Еще в отрочестве узнав о том, что Мигель де Сервантес, так прославивший Испанию своим бессмертным "Дон Кихотом", сам умер в чудовищной бедности, а открывший Новый Свет Кристофор Колумб умер в не меньшей нищете, да к тому же еще и в тюрьме, - так вот, повторяю, узнав обо всем этом еще в отроческие годы, я, внимая благоразумию, настоятельно посоветовал себе заблаговременно позаботиться о двух вещах:

1. Постараться как можно раньше отсидеть в тюрьме. Это было своевременно исполнено.

2. Найти способ без особых трудов стать мультимиллионером. И это тоже было выполнено.

Самый простой способ избежать компромиссов из-за золота - это иметь его самому. Когда есть деньги, любая "служба" теряет всякий смысл. Герой нигде не служит! Он есть полная противоположность слуге. Как весьма точно заметил каталонский философ Франциско Пухольс: "Величайшая мечта человека в плане социальном есть священная свобода жить, не имея необходимости работать". Дали дополняет этот афоризм, добавляя, что сама эта свобода служит в свою очередь и необходимым условием человеческого героизма. Позолотить все вокруг - вот единственный способ одухотворить материю.

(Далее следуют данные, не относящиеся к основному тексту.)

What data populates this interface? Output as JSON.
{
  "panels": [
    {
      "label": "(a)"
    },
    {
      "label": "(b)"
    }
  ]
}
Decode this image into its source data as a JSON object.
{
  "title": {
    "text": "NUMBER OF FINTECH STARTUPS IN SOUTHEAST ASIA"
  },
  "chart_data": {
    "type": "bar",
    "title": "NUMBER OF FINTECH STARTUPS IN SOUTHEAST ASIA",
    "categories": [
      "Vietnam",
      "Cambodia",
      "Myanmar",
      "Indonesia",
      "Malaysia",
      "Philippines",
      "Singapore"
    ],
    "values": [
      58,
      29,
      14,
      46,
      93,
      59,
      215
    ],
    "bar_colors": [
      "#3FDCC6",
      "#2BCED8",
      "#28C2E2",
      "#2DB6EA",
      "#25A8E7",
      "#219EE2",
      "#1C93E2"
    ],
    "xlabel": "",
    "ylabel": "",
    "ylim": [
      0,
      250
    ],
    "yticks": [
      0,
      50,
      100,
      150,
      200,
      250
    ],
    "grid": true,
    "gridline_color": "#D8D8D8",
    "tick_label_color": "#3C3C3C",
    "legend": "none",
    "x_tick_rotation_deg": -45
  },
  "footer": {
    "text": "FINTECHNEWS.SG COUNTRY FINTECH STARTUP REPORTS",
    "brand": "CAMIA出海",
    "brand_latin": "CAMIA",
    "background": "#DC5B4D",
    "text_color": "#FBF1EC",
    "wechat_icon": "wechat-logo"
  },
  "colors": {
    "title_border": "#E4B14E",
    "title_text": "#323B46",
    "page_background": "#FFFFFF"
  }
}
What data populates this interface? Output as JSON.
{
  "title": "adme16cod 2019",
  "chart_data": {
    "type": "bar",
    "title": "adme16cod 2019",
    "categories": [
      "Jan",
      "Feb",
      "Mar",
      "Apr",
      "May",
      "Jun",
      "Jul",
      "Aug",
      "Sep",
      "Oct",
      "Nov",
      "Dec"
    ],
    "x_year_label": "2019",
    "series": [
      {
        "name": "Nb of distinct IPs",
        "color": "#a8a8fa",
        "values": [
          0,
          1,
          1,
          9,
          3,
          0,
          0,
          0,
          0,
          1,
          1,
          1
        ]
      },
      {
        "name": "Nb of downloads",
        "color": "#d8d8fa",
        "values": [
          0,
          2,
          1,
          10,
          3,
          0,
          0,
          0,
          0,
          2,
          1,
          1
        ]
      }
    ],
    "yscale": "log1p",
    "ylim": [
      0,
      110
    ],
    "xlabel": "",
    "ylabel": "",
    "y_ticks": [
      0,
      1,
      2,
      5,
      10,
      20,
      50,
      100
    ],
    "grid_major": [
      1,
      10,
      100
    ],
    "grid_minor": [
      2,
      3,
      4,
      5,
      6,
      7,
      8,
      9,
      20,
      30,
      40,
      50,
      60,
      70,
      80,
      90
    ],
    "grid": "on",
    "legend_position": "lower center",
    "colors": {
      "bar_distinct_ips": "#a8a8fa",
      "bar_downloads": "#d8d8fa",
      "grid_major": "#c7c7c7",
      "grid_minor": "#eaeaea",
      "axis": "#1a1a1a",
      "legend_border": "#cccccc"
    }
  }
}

Я сын Вильгельма Телля, превративший в золотой слиток то двусмысленное "каннибальское" яблоко, которое отцы мои, Андре Бретон и Пабло Пикассо, поочередно в опасном равновесии прилаживали у меня на голове. На бесценной, такой хрупкой и такой прекрасной голове самого Сальвадора Дали! Да, я действительно считаю себя спасителем современного искусства, ибо я один способен возвысить, объединить и с царственной пышностью и красотою примирить с разумом все революционные эксперименты современности, следуя великой классической традиции реализма и мистицизма, этой высочайшей и почетнейшей миссии, выпавшей на долю Испании.

Моей стране предстоит сыграть ведущую роль в том великом движении "ядерного мистицизма", которое станет характерной чертою нашего времени. Америка благодаря достигнутому ею неслыханному техническому прогрессу подтвердит этот новый мистицизм эмпирическими доказательствами (может, даже с помощью фотографий или микрофотографий).

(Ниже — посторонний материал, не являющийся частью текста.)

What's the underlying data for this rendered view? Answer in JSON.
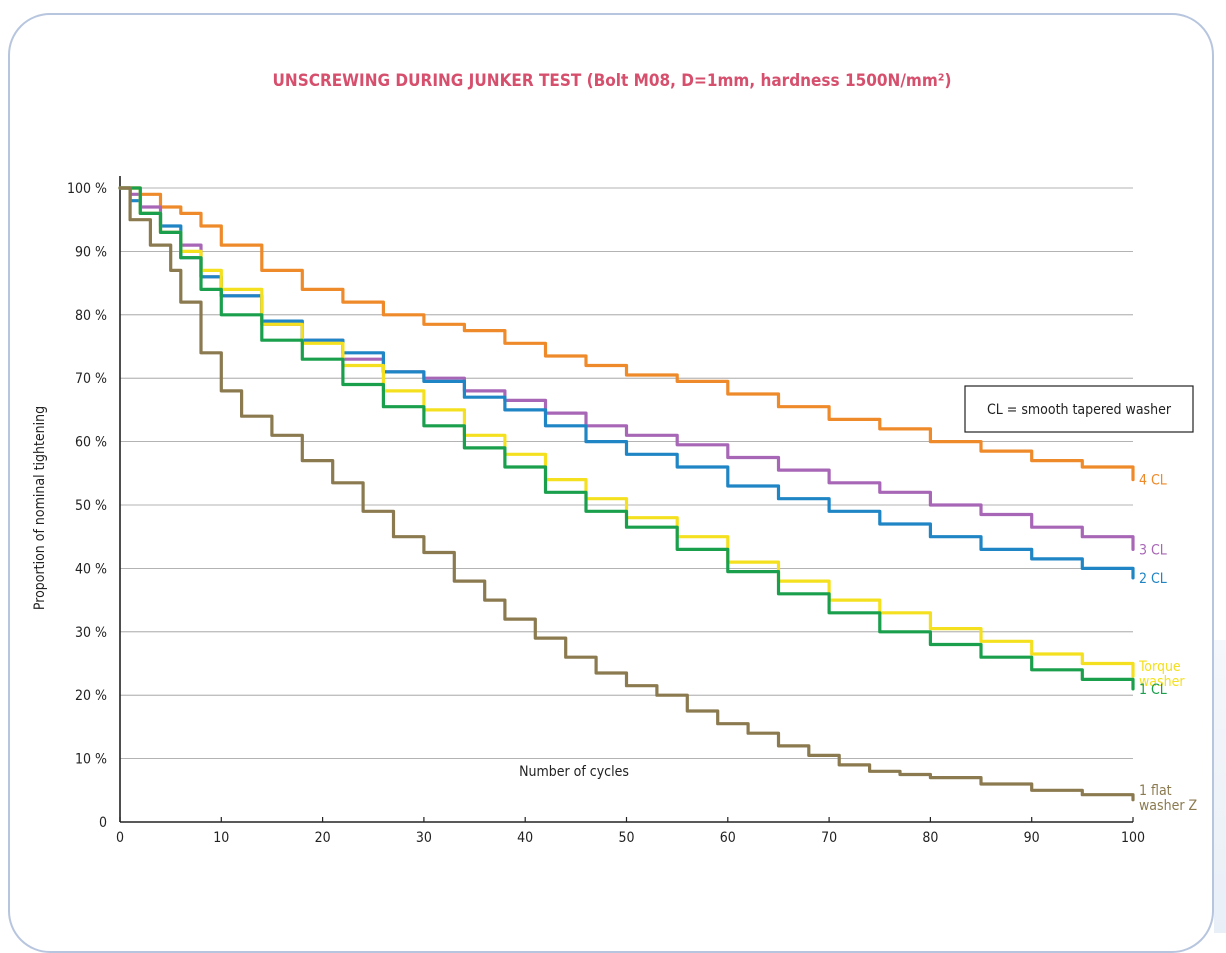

Гений еврейского народа, давший миру Фрейда и Эйнштейна, невольно передаст через них этому движению свой динамизм и свои антиэстетические наклонности. Вклад Франции будет в основном дидактическим. Возможно, дерзкому, бесстрашному французскому уму даже удастся сочинить некий конституционный акт "ядерного мистицизма", но и здесь миссия облагородить все это религиозной верой и красотой вновь падет на Испанию.

Анаграмма "Жажду долларов" стала мне вроде талисмана. Она словно превращала поток долларов в мерно струящийся, ласковый дождик. Настанет день, и я расскажу всю правду о том, как собирать эту золотую россыпь, благословенную самой Данаей. Это будет одна из глав моей новой книги - возможно, это будет шедевр под названием: "О жизни Сальвадора Дали, рассматриваемой как шедевр искусства".

А чтобы скрасить вам ожидание, расскажу один забавный случай. Как-то в Нью-Йорке я после чрезвычайно удачного дня возвращался вечером к себе в апартаменты отеля "Сан-Реджис" и, расплатившись с таксистом, вдруг услышал какой-то металлический звук у себя в ботинках. Разувшись, я обнаружил в каждом по полдолларовой монете.

Галá проснувшись при моем появлении, крикнула из своей комнаты:

- Послушай-ка, малыш Дали! Мне только что приснилось, будто через полуоткрытую дверь я видела тебя в окружении каких-то людей. И знаешь, вы взвешивали золото!..

Перекрестившись в темноте, я торжественно пробормотал:

- Да будет так!

А потом я расцеловал мое божество, мое сокровище, мой золотой талисман!

Сальвадор Дали - Дневник одного гения

ИЮНЬ

Порт-Льигат, 20-е

Дети никогда меня особенно не интересовали, но еще меньше того интересуют меня детские рисунки. Художник в ребенке прекрасно понимает, что рисунок плох, и критик в ребенке тоже вполне отдает себе отчет в том, что рисунок плох. В результате у ребенка, который одновременно является и художником и критиком, просто не остается иного выхода, кроме как утверждать, будто рисунок отменно хорош.